Wikipedia Commons

If dizzying scalene triangles, camel caravans, infants tied to high chairs or Soviet propaganda get your film-geek juices flowing, “Aelita” has some morsel of cinematic satisfaction to offer. “Some” is the keyword in that sentence.

The 1924 Russian silent film directed by Yakov Protazanov was screened Wednesday at the Whitney Humanities Center as part of the Yale Film Colloquium series, “Spaced Out: Outer Space and Altered States.” It featured a live performance of the Shostakovich score.

Now known as the first Russian science fiction movie and regarded for its costume and set design, “Aelita” toggles clumsily between erotic fantasy, domestic melodrama, escapism, propaganda and slapstick comedy. The number of such switches and their confusing diversity makes the film difficult to digest; one minute Los the engineer mixes rocket fuel, the next Aelita and her spouse Gol make out on Mars or a shirtless man crafts a sickle in front of “October 25th 1917” in flaming letters.

The film is subtitled “Queen of Mars” or “Revolt of the Robots,” the latter subtitle possibly a relevant allusion to the “robot,” or manual labor that Eastern European serfs owed nobles (thanks HIST 202: European Civilization, 1648-1945).

To a modern audience, like the smattering of elderly couples, angsty European Studies graduate students and one circa-eight-year-old girl who made respectable progress on a word-search during the screening, Aelita’s uncomfortable thematic acrobatics are almost funny. Weirder yet, the movie was a blockbuster in the USSR until being derailed by Soviet critics for alleged lackluster patriotism and buried until the Iron Curtain’s collapse.

The creative plot is worth a paragraph or two of your time. On Earth in communist Russia, Los the engineer and Natasha, a checkpoint employee, are happily married until ex-aristocrat Victor Ilrich moves in. Ilrich and Natasha become too close for Los, who frustratedly distances himself to build a rocket to Mars because why not. The domestic melodrama hits its apex when Los jealously shoots at Natasha and runs away, pursued by archetypal clumsy detective Kravtsov.

On Mars, a feudal society identical to tsarist Russia, Queen Aelita sees Los through a telescope and falls in love just in time for him to rocket up to her with arbitrary ex-soldier Gussev and, accidentally, Kravtsov in company. The intrepid cosmonauts inspire a proletarian revolution and create The Martian Union of Soviet Socialist Republics until Los wakes up from his daydream (surprise!) and realizes that domestic violence is wrong and instead of indulging in space-travel, he and every good comrade must fulfill their immediate duty to the USSR.

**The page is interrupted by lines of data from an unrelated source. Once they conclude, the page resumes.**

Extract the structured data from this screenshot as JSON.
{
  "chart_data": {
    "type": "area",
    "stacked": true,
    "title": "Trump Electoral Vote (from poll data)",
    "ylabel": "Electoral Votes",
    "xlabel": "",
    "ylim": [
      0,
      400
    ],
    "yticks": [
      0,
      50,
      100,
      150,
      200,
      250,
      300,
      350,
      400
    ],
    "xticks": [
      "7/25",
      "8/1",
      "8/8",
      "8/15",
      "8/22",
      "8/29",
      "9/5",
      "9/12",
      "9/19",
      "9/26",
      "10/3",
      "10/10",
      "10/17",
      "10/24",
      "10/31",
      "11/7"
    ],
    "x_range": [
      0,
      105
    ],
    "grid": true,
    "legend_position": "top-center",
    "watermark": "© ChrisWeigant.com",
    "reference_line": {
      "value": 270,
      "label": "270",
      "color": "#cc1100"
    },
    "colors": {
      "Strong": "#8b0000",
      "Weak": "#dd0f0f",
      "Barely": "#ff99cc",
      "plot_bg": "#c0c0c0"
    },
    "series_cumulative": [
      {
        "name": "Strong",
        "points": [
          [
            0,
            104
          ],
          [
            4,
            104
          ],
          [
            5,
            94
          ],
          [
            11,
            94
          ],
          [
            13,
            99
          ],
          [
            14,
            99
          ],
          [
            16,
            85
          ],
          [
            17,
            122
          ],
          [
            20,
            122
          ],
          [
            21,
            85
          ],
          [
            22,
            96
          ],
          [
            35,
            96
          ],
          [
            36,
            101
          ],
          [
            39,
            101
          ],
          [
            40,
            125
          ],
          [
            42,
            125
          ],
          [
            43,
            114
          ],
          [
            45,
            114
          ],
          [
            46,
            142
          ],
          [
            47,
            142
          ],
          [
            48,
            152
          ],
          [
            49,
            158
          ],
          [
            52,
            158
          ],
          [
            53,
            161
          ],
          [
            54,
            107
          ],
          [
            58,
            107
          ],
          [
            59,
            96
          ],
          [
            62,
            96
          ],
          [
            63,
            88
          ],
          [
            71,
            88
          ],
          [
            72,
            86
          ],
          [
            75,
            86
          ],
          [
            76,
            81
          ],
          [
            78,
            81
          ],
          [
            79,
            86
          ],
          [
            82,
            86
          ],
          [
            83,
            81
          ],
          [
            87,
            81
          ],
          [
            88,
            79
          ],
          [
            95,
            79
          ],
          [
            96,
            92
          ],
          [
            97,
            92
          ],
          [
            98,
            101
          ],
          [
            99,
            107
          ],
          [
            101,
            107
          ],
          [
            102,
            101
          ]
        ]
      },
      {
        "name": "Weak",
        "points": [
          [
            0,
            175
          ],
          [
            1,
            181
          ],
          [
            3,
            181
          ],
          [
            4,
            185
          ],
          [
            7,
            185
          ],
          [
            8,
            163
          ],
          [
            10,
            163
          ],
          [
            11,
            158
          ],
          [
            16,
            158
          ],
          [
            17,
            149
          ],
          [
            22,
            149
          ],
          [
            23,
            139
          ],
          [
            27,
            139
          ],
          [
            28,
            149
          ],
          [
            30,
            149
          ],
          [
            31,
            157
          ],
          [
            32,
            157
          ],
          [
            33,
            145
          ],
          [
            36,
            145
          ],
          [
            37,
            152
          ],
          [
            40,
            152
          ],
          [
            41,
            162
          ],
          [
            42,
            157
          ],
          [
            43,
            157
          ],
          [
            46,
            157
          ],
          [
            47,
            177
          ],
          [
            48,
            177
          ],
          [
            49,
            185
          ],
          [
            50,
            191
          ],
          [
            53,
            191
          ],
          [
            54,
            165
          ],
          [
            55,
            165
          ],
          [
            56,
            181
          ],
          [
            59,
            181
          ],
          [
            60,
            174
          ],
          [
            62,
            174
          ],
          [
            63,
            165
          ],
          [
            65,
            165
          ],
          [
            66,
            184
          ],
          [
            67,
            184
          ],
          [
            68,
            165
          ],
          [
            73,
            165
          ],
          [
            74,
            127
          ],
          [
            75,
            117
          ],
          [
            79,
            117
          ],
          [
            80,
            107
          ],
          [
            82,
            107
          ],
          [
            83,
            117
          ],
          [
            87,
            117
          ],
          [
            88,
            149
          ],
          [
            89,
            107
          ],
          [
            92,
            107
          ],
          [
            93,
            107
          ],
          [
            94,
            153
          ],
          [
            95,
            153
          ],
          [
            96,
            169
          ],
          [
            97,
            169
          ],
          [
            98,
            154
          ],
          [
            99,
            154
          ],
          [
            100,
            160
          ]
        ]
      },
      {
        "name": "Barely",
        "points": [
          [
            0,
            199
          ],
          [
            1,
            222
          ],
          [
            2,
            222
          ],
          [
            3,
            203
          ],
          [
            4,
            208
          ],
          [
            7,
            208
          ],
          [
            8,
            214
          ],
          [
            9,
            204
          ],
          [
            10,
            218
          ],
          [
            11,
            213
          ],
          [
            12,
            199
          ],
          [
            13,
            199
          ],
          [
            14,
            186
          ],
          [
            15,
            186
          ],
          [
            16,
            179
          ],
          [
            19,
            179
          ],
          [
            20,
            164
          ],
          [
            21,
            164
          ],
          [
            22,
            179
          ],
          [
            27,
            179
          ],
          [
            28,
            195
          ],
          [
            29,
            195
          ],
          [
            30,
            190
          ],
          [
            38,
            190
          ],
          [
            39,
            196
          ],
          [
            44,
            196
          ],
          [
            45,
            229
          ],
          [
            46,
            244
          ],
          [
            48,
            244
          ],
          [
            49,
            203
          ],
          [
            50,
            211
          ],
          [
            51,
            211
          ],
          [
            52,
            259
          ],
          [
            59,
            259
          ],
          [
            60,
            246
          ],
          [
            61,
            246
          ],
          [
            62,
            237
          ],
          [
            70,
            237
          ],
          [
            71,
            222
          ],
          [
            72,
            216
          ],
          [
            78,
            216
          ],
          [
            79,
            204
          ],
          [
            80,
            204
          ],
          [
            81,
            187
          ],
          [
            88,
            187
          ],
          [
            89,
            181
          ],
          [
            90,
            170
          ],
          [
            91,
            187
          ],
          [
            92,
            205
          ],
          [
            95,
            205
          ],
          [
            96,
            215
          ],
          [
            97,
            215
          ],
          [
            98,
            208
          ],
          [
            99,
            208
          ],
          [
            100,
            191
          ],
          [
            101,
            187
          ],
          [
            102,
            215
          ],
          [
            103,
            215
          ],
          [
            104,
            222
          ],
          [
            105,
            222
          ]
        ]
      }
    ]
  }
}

The intrigue of the movie to an open-minded 21st century viewer is its curious socio-political commentary, in the choices the film makes about showing certain aspects of Soviet life and its 34-million-miles-away reflection in outer space.

The little things get me interested. Ilrich takes Natasha to a secret high-society ball where ex-aristocratic women pull off bland, rationed snow boots to reveal black patent leather heels. Is this funny, critical, intriguing? Why is it part of the movie?

On tsarist Mars, the leaders pass a decree that condemns one third of the proletarian “robot” workforce to be frozen in refrigerators. There’s an incredible scene that lingers on the decree’s implementation: immobile “refrigerated” robots shoot down slides, one after another, while unfrozen worker-bee robots stack their lifeless bodies in storage. Wow. For a brief reflection on pre-communist Russia, limp bodies layered like spilled toothpicks is a pretty scathing critique. Then again, is there a nonscathing critique of serfdom? Did this scene upset people? Charge them up with Soviet pride? Were they just thought-provoked by the shiny constructivist costumes?

More satisfying, or a different breed of satisfying for us than for its original fans, are the video clips of normal people going about their lives in the USSR, of crowded trains and bustling city squares and orphanages (if you were wondering where the infants tied to high chairs came into play). A silent black-and-white film left costume designer Aleksandra Ekster little choice but to play with texture and print, so the Moscow we stare back a century into is chock full of furs and patterned jackets in contrast with metal-and-glass monochromatic Mars.

“Aelita” is uncomfortable and unsatisfying and wacky. Be it the tied-up babies or refrigerated robot slides, it’s also really fascinating. The movie makes us consider what judgements we make about Aelita and Los’s particularly steamy Martian hookup, and in the spirit of fairness, what judgements a review about “Bridesmaids” 93 years from now will make of us.